Finerenone Slows Kidney Decline in CKD Patients Without Diabetes

Chronic kidney disease affects hundreds of millions worldwide, and most cases occur in people without diabetes — a population that has had limited targeted treatment options. The FIND-CKD trial, published in the New England Journal of Medicine and presented at the European Renal Association congress, now changes that picture by demonstrating that finerenone meaningfully slows kidney function decline in non-diabetic CKD patients.

The trial randomized 1,584 adults with CKD, albuminuria, and no diabetes. All were already on RAS inhibitor therapy. Half received finerenone (10 or 20 mg daily) and half received placebo. Over 32 months, those on finerenone lost kidney filtration capacity at a rate of -3.3 mL/min/1.73 m² per year, compared to -4.0 in the placebo group — a statistically significant difference matching what has been seen with SGLT2 inhibitors and RAS inhibitors in prior studies.

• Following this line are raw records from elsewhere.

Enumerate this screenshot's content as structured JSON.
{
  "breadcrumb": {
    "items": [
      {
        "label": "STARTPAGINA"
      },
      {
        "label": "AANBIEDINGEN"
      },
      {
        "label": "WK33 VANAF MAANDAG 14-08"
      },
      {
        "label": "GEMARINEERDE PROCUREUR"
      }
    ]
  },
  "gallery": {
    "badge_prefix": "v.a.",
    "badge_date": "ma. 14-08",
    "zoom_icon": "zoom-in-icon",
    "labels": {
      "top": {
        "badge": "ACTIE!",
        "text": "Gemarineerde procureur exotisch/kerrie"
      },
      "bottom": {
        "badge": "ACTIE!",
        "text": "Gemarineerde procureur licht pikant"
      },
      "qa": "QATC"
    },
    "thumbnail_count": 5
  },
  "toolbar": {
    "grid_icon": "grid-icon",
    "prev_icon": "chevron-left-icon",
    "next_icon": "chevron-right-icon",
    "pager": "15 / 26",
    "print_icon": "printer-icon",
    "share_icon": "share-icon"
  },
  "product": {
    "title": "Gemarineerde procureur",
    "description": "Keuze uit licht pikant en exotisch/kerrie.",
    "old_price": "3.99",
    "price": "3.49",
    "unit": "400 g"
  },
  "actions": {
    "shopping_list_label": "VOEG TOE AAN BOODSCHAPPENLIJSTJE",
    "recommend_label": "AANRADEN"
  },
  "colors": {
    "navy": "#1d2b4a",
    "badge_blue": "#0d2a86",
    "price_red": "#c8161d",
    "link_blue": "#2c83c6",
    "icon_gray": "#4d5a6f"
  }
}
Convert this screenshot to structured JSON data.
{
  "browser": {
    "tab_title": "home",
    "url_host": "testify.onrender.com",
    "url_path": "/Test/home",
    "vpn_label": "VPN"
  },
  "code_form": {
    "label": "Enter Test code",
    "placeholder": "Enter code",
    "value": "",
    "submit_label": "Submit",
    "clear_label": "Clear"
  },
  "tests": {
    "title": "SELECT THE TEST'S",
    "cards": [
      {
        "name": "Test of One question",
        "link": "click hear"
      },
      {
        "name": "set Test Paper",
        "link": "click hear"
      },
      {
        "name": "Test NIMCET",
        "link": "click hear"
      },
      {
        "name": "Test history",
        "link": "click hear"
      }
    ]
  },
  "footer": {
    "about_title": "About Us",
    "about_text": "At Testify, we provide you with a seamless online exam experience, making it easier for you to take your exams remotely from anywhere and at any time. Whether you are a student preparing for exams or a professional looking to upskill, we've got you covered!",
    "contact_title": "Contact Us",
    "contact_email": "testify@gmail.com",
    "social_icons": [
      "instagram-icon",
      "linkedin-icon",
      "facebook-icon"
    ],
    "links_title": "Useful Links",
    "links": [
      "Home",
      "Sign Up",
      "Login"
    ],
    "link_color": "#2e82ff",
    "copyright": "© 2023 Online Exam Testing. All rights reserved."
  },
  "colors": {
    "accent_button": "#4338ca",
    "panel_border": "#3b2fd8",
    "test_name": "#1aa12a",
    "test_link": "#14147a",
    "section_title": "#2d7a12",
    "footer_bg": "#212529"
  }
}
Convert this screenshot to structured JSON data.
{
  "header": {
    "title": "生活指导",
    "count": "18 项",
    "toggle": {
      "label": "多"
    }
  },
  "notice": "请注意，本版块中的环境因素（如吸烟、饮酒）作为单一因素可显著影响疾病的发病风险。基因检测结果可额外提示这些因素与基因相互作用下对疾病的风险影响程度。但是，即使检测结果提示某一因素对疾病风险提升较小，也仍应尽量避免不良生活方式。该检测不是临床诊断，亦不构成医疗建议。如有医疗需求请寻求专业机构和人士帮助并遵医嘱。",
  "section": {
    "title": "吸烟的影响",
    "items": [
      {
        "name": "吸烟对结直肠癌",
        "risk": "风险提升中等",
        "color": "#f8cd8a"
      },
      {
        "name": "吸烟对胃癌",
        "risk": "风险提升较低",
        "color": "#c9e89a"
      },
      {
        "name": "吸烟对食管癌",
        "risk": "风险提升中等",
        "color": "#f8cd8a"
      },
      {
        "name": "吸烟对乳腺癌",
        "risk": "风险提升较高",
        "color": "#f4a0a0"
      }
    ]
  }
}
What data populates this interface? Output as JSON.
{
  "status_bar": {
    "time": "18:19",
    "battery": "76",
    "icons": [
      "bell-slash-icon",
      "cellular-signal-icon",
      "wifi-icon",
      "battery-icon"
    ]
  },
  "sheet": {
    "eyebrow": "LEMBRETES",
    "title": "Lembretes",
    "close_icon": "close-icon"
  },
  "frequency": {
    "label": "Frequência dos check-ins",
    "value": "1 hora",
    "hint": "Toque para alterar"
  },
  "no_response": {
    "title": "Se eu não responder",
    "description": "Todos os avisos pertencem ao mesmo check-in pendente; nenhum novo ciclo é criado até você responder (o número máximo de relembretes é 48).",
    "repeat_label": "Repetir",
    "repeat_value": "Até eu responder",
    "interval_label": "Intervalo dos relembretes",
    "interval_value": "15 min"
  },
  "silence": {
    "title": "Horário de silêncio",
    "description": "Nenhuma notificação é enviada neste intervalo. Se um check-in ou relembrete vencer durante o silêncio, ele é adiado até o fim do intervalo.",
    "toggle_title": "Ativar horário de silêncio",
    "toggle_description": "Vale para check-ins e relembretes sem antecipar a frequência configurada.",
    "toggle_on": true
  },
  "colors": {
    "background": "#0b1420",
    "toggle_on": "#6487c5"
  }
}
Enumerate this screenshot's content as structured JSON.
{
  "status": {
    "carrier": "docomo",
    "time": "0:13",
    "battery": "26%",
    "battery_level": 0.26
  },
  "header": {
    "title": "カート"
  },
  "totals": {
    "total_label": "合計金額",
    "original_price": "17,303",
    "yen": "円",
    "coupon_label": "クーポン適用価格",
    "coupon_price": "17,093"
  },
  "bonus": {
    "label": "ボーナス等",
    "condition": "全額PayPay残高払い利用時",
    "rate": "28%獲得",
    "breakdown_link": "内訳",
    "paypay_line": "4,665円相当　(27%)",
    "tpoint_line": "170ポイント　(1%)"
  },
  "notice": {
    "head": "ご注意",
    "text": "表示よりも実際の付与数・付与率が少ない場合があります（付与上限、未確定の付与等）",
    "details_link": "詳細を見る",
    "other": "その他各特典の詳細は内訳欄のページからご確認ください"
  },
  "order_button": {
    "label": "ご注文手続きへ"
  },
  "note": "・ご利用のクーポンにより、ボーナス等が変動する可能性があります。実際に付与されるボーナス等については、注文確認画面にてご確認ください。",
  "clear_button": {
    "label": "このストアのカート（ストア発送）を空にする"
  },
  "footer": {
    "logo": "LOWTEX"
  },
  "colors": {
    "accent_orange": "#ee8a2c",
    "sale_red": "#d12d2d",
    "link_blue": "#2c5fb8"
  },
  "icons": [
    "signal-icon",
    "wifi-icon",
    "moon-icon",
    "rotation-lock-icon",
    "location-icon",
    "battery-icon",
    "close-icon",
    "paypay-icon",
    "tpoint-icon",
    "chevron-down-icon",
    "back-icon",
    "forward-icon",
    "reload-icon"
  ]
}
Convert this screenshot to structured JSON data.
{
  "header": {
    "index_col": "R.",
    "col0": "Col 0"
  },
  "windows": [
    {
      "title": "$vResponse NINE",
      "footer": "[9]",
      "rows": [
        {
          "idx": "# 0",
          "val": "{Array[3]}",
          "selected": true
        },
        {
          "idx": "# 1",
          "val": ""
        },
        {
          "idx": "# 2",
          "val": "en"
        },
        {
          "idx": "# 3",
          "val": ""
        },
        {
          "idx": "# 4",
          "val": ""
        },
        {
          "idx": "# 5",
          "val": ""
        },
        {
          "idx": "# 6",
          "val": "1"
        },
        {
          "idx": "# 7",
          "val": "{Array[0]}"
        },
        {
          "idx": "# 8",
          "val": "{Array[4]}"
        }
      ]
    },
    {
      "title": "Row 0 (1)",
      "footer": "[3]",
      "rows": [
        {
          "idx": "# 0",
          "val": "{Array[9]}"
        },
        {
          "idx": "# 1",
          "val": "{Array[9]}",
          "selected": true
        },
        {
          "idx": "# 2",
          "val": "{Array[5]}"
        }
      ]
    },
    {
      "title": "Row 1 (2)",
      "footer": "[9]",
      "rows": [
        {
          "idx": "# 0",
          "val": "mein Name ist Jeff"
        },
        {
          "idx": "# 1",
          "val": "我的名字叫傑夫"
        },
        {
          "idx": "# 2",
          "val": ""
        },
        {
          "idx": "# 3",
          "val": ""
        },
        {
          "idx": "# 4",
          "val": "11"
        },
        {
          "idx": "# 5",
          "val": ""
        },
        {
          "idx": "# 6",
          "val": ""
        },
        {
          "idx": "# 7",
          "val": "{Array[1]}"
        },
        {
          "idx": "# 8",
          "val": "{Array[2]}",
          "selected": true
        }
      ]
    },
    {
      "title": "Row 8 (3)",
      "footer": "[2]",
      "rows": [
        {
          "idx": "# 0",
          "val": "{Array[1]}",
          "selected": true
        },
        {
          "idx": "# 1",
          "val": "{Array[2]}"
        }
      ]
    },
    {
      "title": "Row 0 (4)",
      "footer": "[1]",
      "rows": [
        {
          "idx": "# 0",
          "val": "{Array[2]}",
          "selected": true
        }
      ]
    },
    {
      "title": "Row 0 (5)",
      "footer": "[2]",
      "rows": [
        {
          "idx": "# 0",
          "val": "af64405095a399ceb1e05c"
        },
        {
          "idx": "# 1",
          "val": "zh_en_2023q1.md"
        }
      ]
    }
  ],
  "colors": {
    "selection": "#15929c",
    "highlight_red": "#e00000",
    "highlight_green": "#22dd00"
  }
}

Beyond kidney filtration rates, finerenone cut the composite risk of major kidney or cardiovascular events by 23%, a clinically important finding given that CKD patients face elevated heart disease risk. The cardiovascular benefit alone trended favorably, though it did not reach statistical significance in this trial.

Notably, about 17% of participants were already using SGLT2 inhibitors, and finerenone's benefits held up equally in that subgroup. This suggests potential for stacking these therapies, though a direct combination trial has not yet been conducted. Benefits were also consistent across different glomerular disease subtypes.

The primary safety concern was hyperkalemia (elevated potassium), occurring in 17% of finerenone users versus 13% on placebo — a known class effect requiring monitoring. For health-conscious individuals with early CKD or kidney biomarker concerns, this trial signals that finerenone may soon become standard of care across a much broader patient population.